- UST yields, dollar's rises weigh on Asian currencies
- Recovery on Wall St aided equities in Asia
- China kept its benchmark lending rates unchanged
Most Asian currencies were subdued on Tuesday as investors braced for a sizeable US Federal Reserve interest rate hike this week to combat inflation, while regional equities edged up tracking a Wall Street rebound.
South Korea's won bucked the regional trend to strengthen 0.4% as the currency, described by some analysts as equity-sensitive, gained on a rebound in Asian share markets, while Malaysia's ringgit hit a fresh 24-1/2 year low to lead losses among regional currencies.
The US Federal Reserve is expected to raise its policy rate by at least 75 basis points on Wednesday, while investors are also awaiting the central bank's future policy projections.

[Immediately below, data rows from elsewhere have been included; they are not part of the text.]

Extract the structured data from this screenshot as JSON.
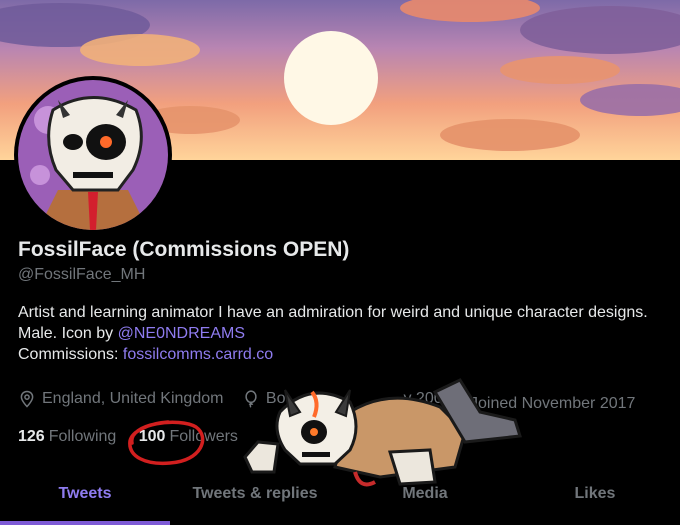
{
  "profile": {
    "display_name": "FossilFace (Commissions OPEN)",
    "handle": "@FossilFace_MH",
    "bio_text": "Artist and learning animator I have an admiration for weird and unique character designs. Male. Icon by ",
    "bio_mention": "@NE0NDREAMS",
    "commissions_label": "Commissions: ",
    "commissions_link": "fossilcomms.carrd.co",
    "location": "England, United Kingdom",
    "birthday": "Bo",
    "birthday_tail": "y 2002",
    "joined": "Joined November 2017"
  },
  "counts": {
    "following_num": "126",
    "following_label": "Following",
    "followers_num": "100",
    "followers_label": "Followers"
  },
  "tabs": [
    {
      "label": "Tweets",
      "active": true
    },
    {
      "label": "Tweets & replies",
      "active": false
    },
    {
      "label": "Media",
      "active": false
    },
    {
      "label": "Likes",
      "active": false
    }
  ],
  "colors": {
    "accent": "#8f7cf0",
    "annotation_red": "#d21f1f"
  },
  "icons": {
    "location": "location-pin-icon",
    "birthday": "balloon-icon"
  }
}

"Asian markets are pretty much in a holding pattern anticipating the Federal Open Market Committee's (FOMC) rate decision. Markets are pricing in a 75 basis points hike, but a 100 basis points increase is also within expectations," said Khoon Goh, head of Asia research at ANZ.
Interest rate hikes are expected not only in the United States, but also in Asia, where a number of central banks are meeting this week, with Indonesia and the Philippines expected to raise rates, with the exception of the Bank of Japan, which has shown no signs of renouncing its dovish monetary policy despite the yen's sharp fall.
"If the BOJ governor continues to maintain a fairly dovish stance, then that will just accentuate the widening differential between the US and Japan interest rates. And that will put further pressure on the Japanese yen," Goh said.
The yen was down 0.1% at 143.38 on Tuesday.
Higher interest rates have caused a sell-off in government bonds, with the yield on benchmark 10-year Treasury notes hovering near their highest levels since 2011, on the prospect of the Fed raising rates more aggressively and for a longer period of time than previously anticipated, as inflation remains near multi-decade highs.
Higher yields aided the dollar's strength, which remained firm below a two-decade high versus major peers, and the dollar's and yields' persistent rise has weighed heavily on riskier Asian assets.
China kept its benchmark lending rates for September unchanged as expected, as authorities appeared to hold off immediate monetary easing following rapid declines in the local currency and as central banks elsewhere tightened policy.
The yuan was down 0.1% at 7.0091 on Tuesday.
Shares in Asia tracked a rebound in the final hour of New York trading as markets were fully priced for a rise in interest rates this week, with equities in Mumbai <.NSEI> leading gains among regional peers, climbing 1.4%.
Equities in Kuala Lumpur and Taiwan both rose 0.9%, while shares in Seoul rose 1.1%, eyeing their best day in a week.